Jo et Henry se regardèrent. Cela pourrait éventuellement servir pour l'avancée de l'enquête. Chaque preuve était bonne à prendre.
Ellen était presque inconsolable et son mari lui frottait lentement le dos.
- En dehors de ça, c'était un petit garçon qui nous prévenait partout où il allait.
Jo se frotta le menton
- Et le jour où il a disparu ? Vous a-t-il dit quelque chose ?
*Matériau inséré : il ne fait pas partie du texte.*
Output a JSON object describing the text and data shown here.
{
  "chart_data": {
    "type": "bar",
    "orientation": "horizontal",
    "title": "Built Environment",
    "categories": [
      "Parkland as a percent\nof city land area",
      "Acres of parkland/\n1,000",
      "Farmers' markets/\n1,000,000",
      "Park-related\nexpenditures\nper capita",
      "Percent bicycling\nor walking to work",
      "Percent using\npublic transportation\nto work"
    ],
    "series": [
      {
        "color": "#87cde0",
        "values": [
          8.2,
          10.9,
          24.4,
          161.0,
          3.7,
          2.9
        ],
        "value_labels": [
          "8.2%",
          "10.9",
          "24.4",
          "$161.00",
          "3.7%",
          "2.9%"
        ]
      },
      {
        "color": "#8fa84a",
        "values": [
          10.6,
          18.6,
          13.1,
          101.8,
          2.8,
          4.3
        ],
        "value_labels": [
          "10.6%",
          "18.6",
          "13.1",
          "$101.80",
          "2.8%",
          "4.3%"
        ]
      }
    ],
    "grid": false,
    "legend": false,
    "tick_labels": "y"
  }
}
Sachant que la date du jour était le jour où le petit avait disparu, Ellen avait beaucoup de mal à réunir toutes ses pensées et se rappeler exactement ce qui avait bien pu se passer 15 ans auparavant.
Sébastian leur répondit
- C'était un jeudi et c'était le jour où Jeff rentrait plus tard de l'école, car il avait escalade dans le gymnase. Alors on ne s'est pas plus inquiétés. Il y est allé et nous a téléphoné pour savoir s'il pouvait dîner chez une amie. Mais plus tard dans la soirée, quand on voyait qu'il ne revenait pas, que personne ne le ramenait et qu'il ne nous demandait pas de venir le chercher, on a téléphoné à l'amie en question et elle nous a dit que Jeff n'était jamais venu chez elle et que ce n'était pas prévu. Et c'est ce soir-là que tout a bousculé. À cette époque, les enfants n'avaient pas de téléphone portable alors on ne pouvait pas du tout savoir où il était passé. – Ellen souffla – on a tout tenté, on a appelé partout que ce soit à l'école et chez tous les amis, mais personne ne l'avait vu.
Henry demanda
- Et son professeur d'escalade ? Il est le dernier à l'avoir vu vivant, cela peut être une piste ?
Ellen et Sébastian se regardèrent
- En réalité, on croyait qu'il y était parti. Il nous avait bien téléphoné, mais son professeur nous a dit qu'il n'était jamais venu.
Jo et Henry retinrent le fait que Jeff n'était donc pas allé à son cours d'escalade et avait menti à ses parents sur l'endroit où il allait. Il fallait donc commencer par là. Pourquoi et qui devait-il rencontrer pour l'amener à sa perte ?
Jo aurait pu suggérer internet, mais à cette époque, l'accès était quand même limité, mais existant.
- Jeff n'aurait pas rencontré du monde sur internet, bien qu'à cette époque les connexions et les échanges n'étaient pas du tout ce qu'ils sont maintenant, mais ils existaient ?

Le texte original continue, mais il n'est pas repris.